Where we are, where we’ve been, and where we should be.

When I was in fourth grade I was asked to write a story about my hero, and I could pick any one in the world; I wrote about Martin Luther King Jr. Today I find myself writing about my long lost hero once again after reading his “Letter from Birmingham Jail”. In this letter King is sitting in a jail cell after protesting against segregation. I found so many things in this letter inspiring to me; I feel that this letter brought me back to what it was like at that day in age.

In the 14th paragraph of this article after being told his timing was not right for this protest he wrote why exactly timing is not of importance when you are being treated unfairly. As he described many things that happened to African Americans, and the things that he was trying to help put to a halt, it made me think about how far we have come. I think that we as a society forget that we have come so far, and that people sat in jails, were beaten, and even killed fighting so that we have the kind of freedom we are all able to have today. I say that we forget about how far we’ve come because there is still racism and hatred everywhere.

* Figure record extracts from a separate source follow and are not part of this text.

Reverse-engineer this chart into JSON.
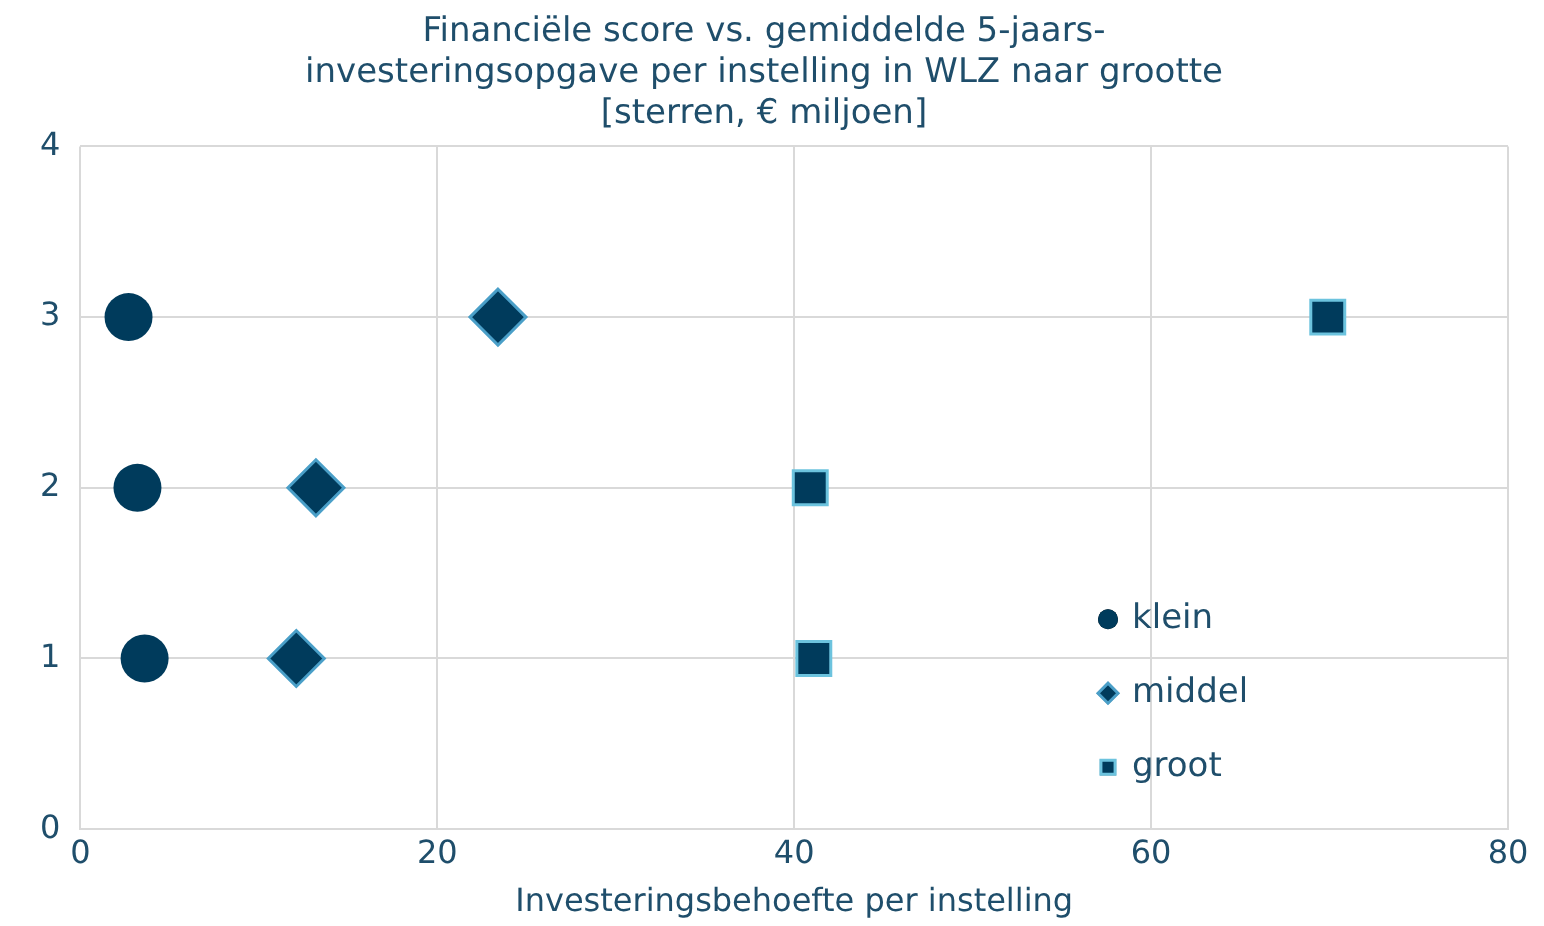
{
  "chart_data": {
    "type": "scatter",
    "title": "Financiële score vs. gemiddelde 5-jaars-\ninvesteringsopgave per instelling in WLZ naar grootte\n[sterren, € miljoen]",
    "xlabel": "Investeringsbehoefte per instelling",
    "xlim": [
      0,
      80
    ],
    "xticks": [
      0,
      20,
      40,
      60,
      80
    ],
    "ylim": [
      0,
      4
    ],
    "yticks": [
      0,
      1,
      2,
      3,
      4
    ],
    "grid": true,
    "legend": "bottom right",
    "series": [
      {
        "name": "klein",
        "color": "#003b5c",
        "marker": "circle",
        "x": [
          2.7,
          3.2,
          3.6
        ],
        "values": [
          3,
          2,
          1
        ]
      },
      {
        "name": "middel",
        "color": "#003b5c",
        "marker": "diamond",
        "x": [
          23.4,
          13.2,
          12.1
        ],
        "values": [
          3,
          2,
          1
        ]
      },
      {
        "name": "groot",
        "color": "#003b5c",
        "marker": "square",
        "x": [
          69.9,
          40.9,
          41.1
        ],
        "values": [
          3,
          2,
          1
        ]
      }
    ]
  }
}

On page 701 King states how as an African America your first name becomes “nigger” for the whites; yet to this day you still hear people (all races including African American) calling each other such names even though that was something that they fought so hard to come up out of, and now it seems it is a part of most young kids/teens/young adults vocabulary. It also caught my eye when he was bringing their attention to other faults of justice. King stated that what Hitler did in Germany to the Jewish was declared “legal” at the time. Showing that all things that are legal are just and all things that are illegal are unjust; such as segregation.

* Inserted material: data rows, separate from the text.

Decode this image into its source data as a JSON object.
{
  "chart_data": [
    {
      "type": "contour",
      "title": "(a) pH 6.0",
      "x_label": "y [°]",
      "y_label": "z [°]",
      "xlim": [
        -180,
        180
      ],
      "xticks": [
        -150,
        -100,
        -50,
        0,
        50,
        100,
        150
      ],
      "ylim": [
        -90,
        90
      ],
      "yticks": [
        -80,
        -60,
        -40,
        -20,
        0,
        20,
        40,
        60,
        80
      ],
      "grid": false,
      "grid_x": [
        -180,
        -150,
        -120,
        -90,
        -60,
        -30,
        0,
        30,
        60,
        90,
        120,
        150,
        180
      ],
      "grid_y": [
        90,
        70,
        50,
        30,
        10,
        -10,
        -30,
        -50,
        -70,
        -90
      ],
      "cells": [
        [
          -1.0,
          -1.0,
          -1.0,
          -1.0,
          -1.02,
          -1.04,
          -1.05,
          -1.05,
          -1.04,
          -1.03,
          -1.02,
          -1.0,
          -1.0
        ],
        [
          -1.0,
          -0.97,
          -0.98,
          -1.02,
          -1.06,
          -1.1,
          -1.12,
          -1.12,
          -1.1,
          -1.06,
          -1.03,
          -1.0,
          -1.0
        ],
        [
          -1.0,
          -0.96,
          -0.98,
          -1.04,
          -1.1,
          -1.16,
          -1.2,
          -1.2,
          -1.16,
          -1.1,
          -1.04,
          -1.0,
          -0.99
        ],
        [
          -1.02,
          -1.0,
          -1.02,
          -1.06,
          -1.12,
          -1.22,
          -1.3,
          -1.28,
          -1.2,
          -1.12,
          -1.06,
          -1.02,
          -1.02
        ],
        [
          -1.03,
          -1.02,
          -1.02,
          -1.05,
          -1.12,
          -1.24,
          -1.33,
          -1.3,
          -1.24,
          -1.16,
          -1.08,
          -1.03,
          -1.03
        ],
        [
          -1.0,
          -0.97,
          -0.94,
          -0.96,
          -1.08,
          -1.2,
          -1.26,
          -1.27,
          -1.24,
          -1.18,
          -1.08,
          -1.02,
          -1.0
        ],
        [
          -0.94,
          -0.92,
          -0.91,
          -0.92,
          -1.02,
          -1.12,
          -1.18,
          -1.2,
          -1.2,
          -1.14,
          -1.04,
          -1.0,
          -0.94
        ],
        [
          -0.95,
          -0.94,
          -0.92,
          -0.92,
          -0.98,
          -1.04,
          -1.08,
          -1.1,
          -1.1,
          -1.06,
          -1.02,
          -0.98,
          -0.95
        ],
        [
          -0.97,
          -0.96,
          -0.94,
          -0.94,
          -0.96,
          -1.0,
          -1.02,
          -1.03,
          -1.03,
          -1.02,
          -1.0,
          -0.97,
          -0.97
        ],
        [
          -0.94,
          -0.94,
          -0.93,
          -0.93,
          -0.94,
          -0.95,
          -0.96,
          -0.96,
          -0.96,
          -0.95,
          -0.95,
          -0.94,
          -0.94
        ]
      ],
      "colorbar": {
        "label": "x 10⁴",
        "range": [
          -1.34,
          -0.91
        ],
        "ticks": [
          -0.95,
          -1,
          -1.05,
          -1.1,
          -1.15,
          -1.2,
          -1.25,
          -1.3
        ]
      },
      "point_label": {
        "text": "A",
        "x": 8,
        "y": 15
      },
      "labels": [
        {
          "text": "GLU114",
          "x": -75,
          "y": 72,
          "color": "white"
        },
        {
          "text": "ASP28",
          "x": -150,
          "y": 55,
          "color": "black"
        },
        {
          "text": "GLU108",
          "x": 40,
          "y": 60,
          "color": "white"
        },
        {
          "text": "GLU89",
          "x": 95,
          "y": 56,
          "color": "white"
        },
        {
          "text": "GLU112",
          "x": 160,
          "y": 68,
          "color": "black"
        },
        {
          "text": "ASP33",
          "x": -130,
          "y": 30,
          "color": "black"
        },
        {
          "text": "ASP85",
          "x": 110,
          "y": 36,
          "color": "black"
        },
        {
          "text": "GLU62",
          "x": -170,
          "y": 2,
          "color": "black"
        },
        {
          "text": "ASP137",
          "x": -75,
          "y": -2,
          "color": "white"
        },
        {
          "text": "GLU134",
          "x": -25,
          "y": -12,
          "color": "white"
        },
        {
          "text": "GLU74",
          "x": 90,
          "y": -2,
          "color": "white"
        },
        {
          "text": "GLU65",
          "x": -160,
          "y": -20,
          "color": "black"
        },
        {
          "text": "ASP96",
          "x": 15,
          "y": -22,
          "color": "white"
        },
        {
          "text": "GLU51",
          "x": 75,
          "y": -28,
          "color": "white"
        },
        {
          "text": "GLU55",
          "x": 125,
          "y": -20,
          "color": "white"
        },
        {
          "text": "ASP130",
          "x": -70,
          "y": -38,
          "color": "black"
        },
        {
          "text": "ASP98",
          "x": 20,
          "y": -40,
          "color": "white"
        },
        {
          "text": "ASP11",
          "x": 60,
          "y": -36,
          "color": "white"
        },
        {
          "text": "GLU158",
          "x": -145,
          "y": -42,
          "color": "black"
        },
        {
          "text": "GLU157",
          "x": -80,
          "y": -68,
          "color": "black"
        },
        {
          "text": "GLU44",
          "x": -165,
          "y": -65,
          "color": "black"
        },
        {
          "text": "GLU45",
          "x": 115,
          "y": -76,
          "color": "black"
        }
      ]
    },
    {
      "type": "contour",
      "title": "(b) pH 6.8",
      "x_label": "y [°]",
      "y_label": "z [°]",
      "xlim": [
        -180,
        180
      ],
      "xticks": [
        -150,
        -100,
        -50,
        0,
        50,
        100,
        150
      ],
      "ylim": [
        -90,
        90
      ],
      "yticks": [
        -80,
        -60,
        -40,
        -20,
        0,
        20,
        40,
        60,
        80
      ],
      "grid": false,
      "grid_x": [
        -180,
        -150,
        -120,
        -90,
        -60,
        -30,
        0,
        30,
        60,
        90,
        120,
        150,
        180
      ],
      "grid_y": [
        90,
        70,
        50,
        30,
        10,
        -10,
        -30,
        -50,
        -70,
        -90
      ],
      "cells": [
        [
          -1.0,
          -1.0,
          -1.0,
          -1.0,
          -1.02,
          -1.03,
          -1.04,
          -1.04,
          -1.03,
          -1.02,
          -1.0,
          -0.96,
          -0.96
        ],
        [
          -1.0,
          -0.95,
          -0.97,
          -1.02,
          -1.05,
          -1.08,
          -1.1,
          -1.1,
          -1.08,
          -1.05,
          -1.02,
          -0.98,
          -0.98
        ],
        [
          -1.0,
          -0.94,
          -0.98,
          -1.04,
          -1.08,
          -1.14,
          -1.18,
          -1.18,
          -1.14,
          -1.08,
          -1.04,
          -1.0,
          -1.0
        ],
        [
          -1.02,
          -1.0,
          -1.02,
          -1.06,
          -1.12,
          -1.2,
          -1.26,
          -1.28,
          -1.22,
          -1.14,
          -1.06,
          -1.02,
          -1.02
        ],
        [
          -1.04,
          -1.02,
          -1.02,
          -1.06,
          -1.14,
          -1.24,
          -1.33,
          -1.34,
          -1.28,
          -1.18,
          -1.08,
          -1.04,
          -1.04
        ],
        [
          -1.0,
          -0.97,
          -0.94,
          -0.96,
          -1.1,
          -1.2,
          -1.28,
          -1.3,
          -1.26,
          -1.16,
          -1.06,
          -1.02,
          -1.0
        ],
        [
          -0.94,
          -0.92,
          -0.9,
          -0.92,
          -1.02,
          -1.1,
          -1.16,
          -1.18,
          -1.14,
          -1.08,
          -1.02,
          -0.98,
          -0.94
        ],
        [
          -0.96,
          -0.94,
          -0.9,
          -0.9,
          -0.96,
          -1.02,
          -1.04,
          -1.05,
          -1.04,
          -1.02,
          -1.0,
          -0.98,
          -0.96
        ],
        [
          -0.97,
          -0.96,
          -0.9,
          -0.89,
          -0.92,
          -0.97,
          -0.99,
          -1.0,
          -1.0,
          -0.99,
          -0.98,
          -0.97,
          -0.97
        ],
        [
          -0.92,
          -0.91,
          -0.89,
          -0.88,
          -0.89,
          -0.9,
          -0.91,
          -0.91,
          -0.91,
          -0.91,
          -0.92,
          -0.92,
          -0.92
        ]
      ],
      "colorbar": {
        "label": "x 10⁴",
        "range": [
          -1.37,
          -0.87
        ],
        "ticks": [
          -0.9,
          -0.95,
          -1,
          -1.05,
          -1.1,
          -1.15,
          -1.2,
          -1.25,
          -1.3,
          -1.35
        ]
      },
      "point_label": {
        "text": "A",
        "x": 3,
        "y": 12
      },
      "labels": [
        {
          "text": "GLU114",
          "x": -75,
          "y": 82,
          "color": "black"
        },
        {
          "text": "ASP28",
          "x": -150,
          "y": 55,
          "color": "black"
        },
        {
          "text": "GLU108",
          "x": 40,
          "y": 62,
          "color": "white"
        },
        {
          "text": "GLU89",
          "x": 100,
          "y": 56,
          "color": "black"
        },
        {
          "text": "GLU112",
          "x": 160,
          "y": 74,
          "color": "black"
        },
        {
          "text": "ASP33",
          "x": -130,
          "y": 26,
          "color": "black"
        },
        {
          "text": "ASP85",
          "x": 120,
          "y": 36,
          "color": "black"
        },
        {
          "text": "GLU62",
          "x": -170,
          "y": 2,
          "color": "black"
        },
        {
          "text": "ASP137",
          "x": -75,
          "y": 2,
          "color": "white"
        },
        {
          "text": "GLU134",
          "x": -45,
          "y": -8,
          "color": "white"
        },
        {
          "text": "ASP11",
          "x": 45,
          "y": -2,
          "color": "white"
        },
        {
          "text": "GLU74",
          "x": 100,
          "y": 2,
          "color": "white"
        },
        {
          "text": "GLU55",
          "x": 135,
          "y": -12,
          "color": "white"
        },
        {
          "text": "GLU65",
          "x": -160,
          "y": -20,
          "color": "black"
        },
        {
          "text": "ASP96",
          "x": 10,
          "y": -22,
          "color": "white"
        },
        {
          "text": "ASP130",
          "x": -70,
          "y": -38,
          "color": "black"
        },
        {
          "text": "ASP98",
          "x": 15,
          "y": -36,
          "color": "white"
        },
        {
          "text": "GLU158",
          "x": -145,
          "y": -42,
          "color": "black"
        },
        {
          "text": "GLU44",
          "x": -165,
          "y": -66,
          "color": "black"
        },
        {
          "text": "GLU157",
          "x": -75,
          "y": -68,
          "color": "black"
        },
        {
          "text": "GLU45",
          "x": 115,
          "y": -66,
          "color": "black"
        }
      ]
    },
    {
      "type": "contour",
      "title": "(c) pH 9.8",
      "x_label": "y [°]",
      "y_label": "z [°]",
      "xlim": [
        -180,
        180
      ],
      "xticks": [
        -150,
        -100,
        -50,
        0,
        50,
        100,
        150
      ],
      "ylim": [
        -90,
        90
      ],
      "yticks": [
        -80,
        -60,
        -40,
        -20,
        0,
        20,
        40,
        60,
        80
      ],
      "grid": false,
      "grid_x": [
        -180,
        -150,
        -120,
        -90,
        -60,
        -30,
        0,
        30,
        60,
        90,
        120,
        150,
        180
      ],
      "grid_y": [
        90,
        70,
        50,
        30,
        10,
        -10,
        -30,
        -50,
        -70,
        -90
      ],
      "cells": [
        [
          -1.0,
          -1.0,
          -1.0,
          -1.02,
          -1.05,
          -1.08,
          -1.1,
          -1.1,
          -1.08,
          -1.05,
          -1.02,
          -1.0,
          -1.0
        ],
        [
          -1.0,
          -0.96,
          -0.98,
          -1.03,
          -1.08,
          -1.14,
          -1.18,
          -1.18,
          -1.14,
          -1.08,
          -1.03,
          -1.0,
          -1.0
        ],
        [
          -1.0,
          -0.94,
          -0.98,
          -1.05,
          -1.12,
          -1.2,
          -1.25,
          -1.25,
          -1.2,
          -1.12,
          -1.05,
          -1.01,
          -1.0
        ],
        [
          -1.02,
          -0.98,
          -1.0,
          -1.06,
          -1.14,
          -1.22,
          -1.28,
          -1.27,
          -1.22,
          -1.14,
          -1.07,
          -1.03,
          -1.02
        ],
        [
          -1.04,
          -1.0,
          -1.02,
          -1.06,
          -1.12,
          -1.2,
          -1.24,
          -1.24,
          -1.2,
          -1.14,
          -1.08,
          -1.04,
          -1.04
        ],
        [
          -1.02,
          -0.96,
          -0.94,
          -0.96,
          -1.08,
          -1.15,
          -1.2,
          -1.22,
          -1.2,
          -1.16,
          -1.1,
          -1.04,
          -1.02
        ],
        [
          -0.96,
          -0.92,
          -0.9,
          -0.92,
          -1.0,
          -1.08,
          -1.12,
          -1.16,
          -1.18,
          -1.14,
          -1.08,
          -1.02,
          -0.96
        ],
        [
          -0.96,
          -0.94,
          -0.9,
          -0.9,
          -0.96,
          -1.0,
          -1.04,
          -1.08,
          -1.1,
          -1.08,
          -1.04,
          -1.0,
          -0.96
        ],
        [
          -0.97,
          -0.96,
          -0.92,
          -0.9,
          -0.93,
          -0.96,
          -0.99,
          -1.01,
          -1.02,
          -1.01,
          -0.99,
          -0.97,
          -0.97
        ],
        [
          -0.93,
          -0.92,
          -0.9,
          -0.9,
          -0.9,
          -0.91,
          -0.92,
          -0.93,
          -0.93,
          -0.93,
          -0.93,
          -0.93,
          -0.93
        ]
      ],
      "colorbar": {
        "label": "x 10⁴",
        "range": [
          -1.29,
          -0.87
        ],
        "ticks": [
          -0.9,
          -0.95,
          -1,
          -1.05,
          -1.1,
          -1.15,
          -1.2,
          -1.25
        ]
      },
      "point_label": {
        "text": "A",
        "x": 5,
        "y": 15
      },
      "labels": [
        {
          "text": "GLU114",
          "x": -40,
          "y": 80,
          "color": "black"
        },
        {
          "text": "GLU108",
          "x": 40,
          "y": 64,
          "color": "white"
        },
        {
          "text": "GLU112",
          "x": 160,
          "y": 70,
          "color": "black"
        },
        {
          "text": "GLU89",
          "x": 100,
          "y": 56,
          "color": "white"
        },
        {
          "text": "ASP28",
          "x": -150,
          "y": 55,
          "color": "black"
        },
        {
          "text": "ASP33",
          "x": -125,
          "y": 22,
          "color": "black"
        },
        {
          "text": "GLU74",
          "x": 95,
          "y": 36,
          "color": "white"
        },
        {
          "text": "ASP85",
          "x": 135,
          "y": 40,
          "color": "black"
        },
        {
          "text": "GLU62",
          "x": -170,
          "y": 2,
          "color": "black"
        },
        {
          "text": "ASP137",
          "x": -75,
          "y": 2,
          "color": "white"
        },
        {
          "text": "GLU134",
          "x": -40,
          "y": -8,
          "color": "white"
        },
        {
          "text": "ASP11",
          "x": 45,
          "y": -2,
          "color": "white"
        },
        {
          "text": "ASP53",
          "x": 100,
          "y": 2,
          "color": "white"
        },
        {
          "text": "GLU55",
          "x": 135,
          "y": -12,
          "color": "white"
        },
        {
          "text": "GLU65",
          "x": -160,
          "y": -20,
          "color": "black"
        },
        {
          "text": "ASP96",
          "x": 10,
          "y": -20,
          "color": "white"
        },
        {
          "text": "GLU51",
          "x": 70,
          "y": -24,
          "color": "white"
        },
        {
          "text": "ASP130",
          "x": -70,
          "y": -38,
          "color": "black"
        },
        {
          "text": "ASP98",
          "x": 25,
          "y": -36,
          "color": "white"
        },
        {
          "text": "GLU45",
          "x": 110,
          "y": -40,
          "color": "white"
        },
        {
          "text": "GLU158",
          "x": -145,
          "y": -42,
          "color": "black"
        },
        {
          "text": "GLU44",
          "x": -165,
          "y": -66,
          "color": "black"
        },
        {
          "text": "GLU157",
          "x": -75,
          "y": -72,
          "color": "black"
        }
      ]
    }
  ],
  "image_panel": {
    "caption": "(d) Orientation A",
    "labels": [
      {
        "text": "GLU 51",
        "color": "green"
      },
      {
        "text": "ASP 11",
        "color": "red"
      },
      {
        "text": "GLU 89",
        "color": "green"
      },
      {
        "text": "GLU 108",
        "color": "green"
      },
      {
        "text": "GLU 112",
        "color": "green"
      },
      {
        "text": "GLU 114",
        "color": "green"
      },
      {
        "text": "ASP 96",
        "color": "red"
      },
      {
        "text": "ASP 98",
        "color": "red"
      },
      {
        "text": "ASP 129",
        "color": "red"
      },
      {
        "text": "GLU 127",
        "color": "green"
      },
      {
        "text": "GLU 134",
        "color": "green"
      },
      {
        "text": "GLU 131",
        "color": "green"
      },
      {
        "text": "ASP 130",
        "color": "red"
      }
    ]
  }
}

Surprisingly I have never read this letter by King before but how he wrote with such passion as well as kindness was amazing. If it was me writing in that situation I don’t feel I could be as kind to the ‘clergymen’ as King was. So many things in this letter showed me why that little fourth grade girl I use to be was so inspired by Martin Luther King, Jr. I think it is good to read things like these so that we are always reminded of how far we have come in society.